Here is a little something I wrote regarding air traffic control and trading some time back. This was made in the larger context of Dr. Steenbarger’s study on Implicit Learning as applied to trading performance; the meeting point being a purposed ‘change in tempo’ (ie. an intended screen blank-out of air control elements), leading to a ‘mini-crisis’ demanding an immediate resolution from the air traffic controller. [Dr. Steenbarger’s study and references may be relevant to your thoughts above]

I have no special insight into being an ATC, and look forward to hearing the experience of others with practical knowledge in the field.

“Don said…

The moving dots test sounds a lot like part of the multi-layered testing and interview process used in air-traffic-controller recruitment: watching dots move across the screen, a sudden blank-out, then tasked to place the current dot position after an unexpected time interval; given a set of rules (eg. aircraft velocity, wind speed, altitude, angle of approach etc), to sort different scenarios and to sequence aircraft landing accurately; and others.

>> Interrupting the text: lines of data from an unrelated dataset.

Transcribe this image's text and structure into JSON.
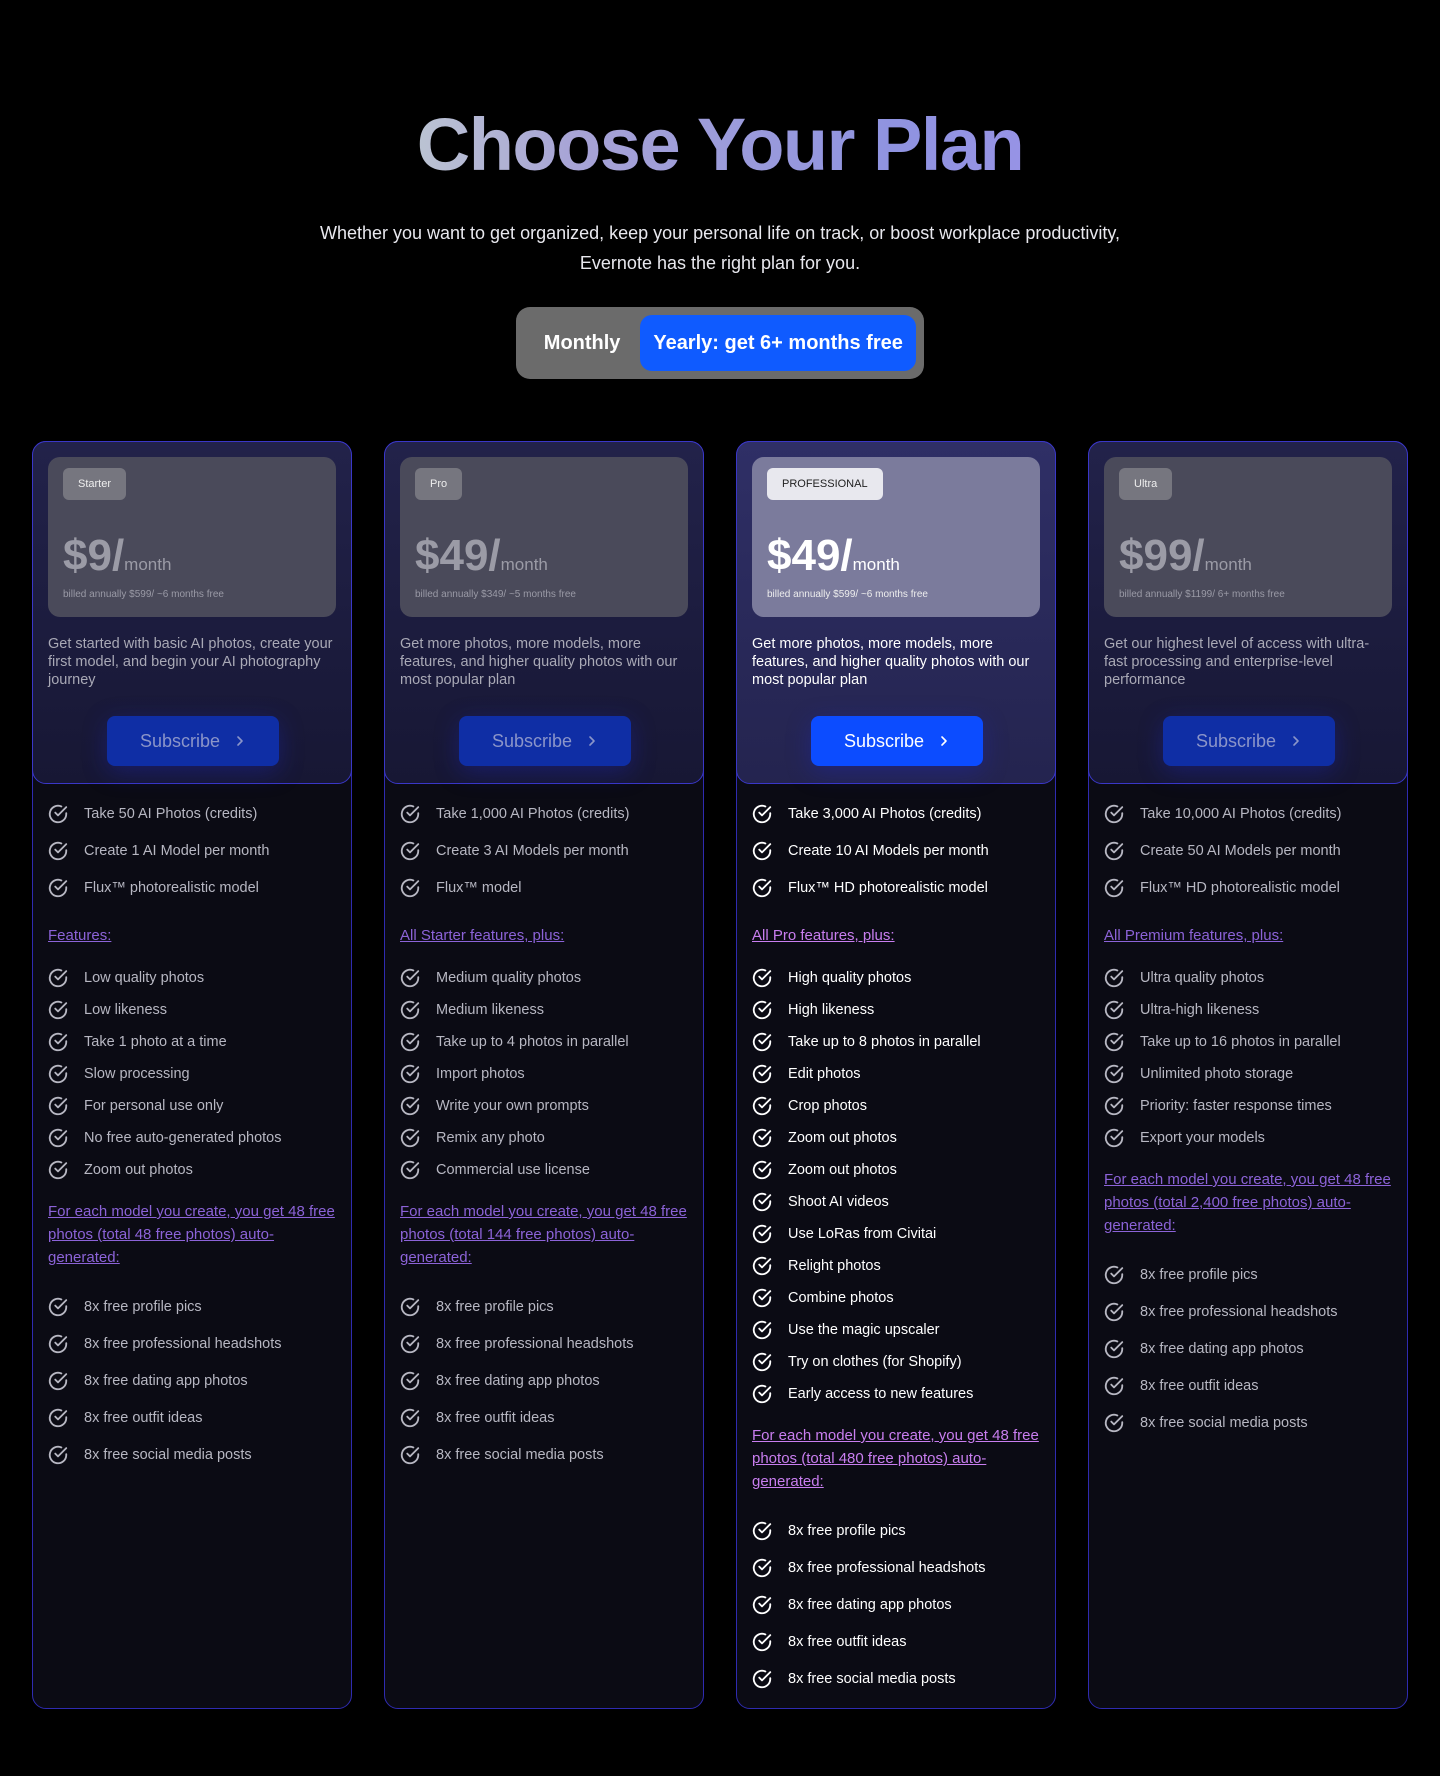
{
  "header": {
    "title": "Choose Your Plan",
    "subtitle_line1": "Whether you want to get organized, keep your personal life on track, or boost workplace productivity,",
    "subtitle_line2": "Evernote has the right plan for you."
  },
  "billing_toggle": {
    "monthly_label": "Monthly",
    "yearly_label": "Yearly: get 6+ months free",
    "selected": "yearly"
  },
  "plans": [
    {
      "badge": "Starter",
      "price": "$9/",
      "per": "month",
      "billed": "billed annually $599/ ~6 months free",
      "description": "Get started with basic AI photos, create your first model, and begin your AI photography journey",
      "subscribe_label": "Subscribe",
      "basics": [
        "Take 50 AI Photos (credits)",
        "Create 1 AI Model per month",
        "Flux™ photorealistic model"
      ],
      "features_heading": "Features:",
      "features": [
        "Low quality photos",
        "Low likeness",
        "Take 1 photo at a time",
        "Slow processing",
        "For personal use only",
        "No free auto-generated photos",
        "Zoom out photos"
      ],
      "bonus_heading": "For each model you create, you get 48 free photos (total 48 free photos) auto-generated:",
      "bonus": [
        "8x free profile pics",
        "8x free professional headshots",
        "8x free dating app photos",
        "8x free outfit ideas",
        "8x free social media posts"
      ]
    },
    {
      "badge": "Pro",
      "price": "$49/",
      "per": "month",
      "billed": "billed annually  $349/ ~5  months free",
      "description": "Get more photos, more models, more features, and higher quality photos with our most popular plan",
      "subscribe_label": "Subscribe",
      "basics": [
        "Take 1,000 AI Photos (credits)",
        "Create 3 AI Models per month",
        "Flux™ model"
      ],
      "features_heading": " All Starter features, plus:",
      "features": [
        "Medium quality photos",
        "Medium likeness",
        "Take up to 4 photos in parallel",
        "Import photos",
        "Write your own prompts",
        "Remix any photo",
        "Commercial use license"
      ],
      "bonus_heading": "For each model you create, you get 48 free photos (total 144 free photos) auto-generated:",
      "bonus": [
        "8x free profile pics",
        "8x free professional headshots",
        "8x free dating app photos",
        "8x free outfit ideas",
        "8x free social media posts"
      ]
    },
    {
      "badge": "PROFESSIONAL",
      "price": "$49/",
      "per": "month",
      "billed": "billed annually $599/ ~6 months free",
      "description": "Get more photos, more models, more features, and higher quality photos with our most popular plan",
      "subscribe_label": "Subscribe",
      "basics": [
        "Take 3,000 AI Photos (credits)",
        "Create 10 AI Models per month",
        "Flux™ HD photorealistic model"
      ],
      "features_heading": " All Pro features, plus:",
      "features": [
        "High quality photos",
        "High likeness",
        "Take up to 8 photos in parallel",
        "Edit photos",
        "Crop photos",
        "Zoom out photos",
        "Zoom out photos",
        "Shoot AI videos",
        "Use LoRas from Civitai",
        "Relight photos",
        "Combine photos",
        "Use the magic upscaler",
        "Try on clothes (for Shopify)",
        "Early access to new features"
      ],
      "bonus_heading": "For each model you create, you get 48 free photos (total 480 free photos) auto-generated:",
      "bonus": [
        "8x free profile pics",
        "8x free professional headshots",
        "8x free dating app photos",
        "8x free outfit ideas",
        "8x free social media posts"
      ]
    },
    {
      "badge": "Ultra",
      "price": "$99/",
      "per": "month",
      "billed": "billed annually $1199/ 6+ months free",
      "description": "Get our highest level of access with ultra-fast processing and enterprise-level performance",
      "subscribe_label": "Subscribe",
      "basics": [
        "Take 10,000 AI Photos (credits)",
        "Create 50 AI Models per month",
        "Flux™ HD photorealistic model"
      ],
      "features_heading": " All Premium features, plus:",
      "features": [
        "Ultra quality photos",
        "Ultra-high likeness",
        "Take up to 16 photos in parallel",
        "Unlimited photo storage",
        "Priority: faster response times",
        "Export your models"
      ],
      "bonus_heading": "For each model you create, you get 48 free photos (total 2,400 free photos) auto-generated:",
      "bonus": [
        "8x free profile pics",
        "8x free professional headshots",
        "8x free dating app photos",
        "8x free outfit ideas",
        "8x free social media posts"
      ]
    }
  ]
}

I learned later that ATC testing were carried out to measure important skills like time pressure reactions, attention diversion, time monitoring & estimation, pattern recognition, coordination/prioritization abilities.

While I eventually did not take up the ATC job (confession: I applied in a lark, having always been intrigued after watching the amazing Billy Bob and John Cusack in Pushing Tin), it was a revelation in a later interview for a trading position. The similarities in the skill- and mind-sets required as an ATC or as a trader was personally insightful.

While I may have missed out on pushing tons of tin across the skies as an air-traffic jockey, I’m still watching colorful blips and lines on multiple screens. And the biggest upside is that the worst that can happen is I lose money for my firm and/or for myself. Almost no lives are on the line when I do make trading mistakes.

And well, the money is better.” 

I have always been fascinated by this subject, having spent many enjoyable days and nights (even now as an adult) watching and mapping the landing/takeoff corridors used by the local airport; as well as timing and counting the interval cadence of the successive planes.

On some busy nights, you can see the rush of approaching planes from various directions: from the western hemisphere, east from across the Pacific, north from Asia, from Down Under – all gracefully playing under the baton of the ATC and eventually melding from their diverse orthogonal vectors of directions, velocities, altitudes into a beautiful straight downward line approaching the airport (sometimes stretching as many as five planes into the horizon).

It is a delight to watch such technical artistry at work, painted against the ever-changing canvas of the skies and a privilege to be able to get into the head of the ATC-artist, if only for a moment.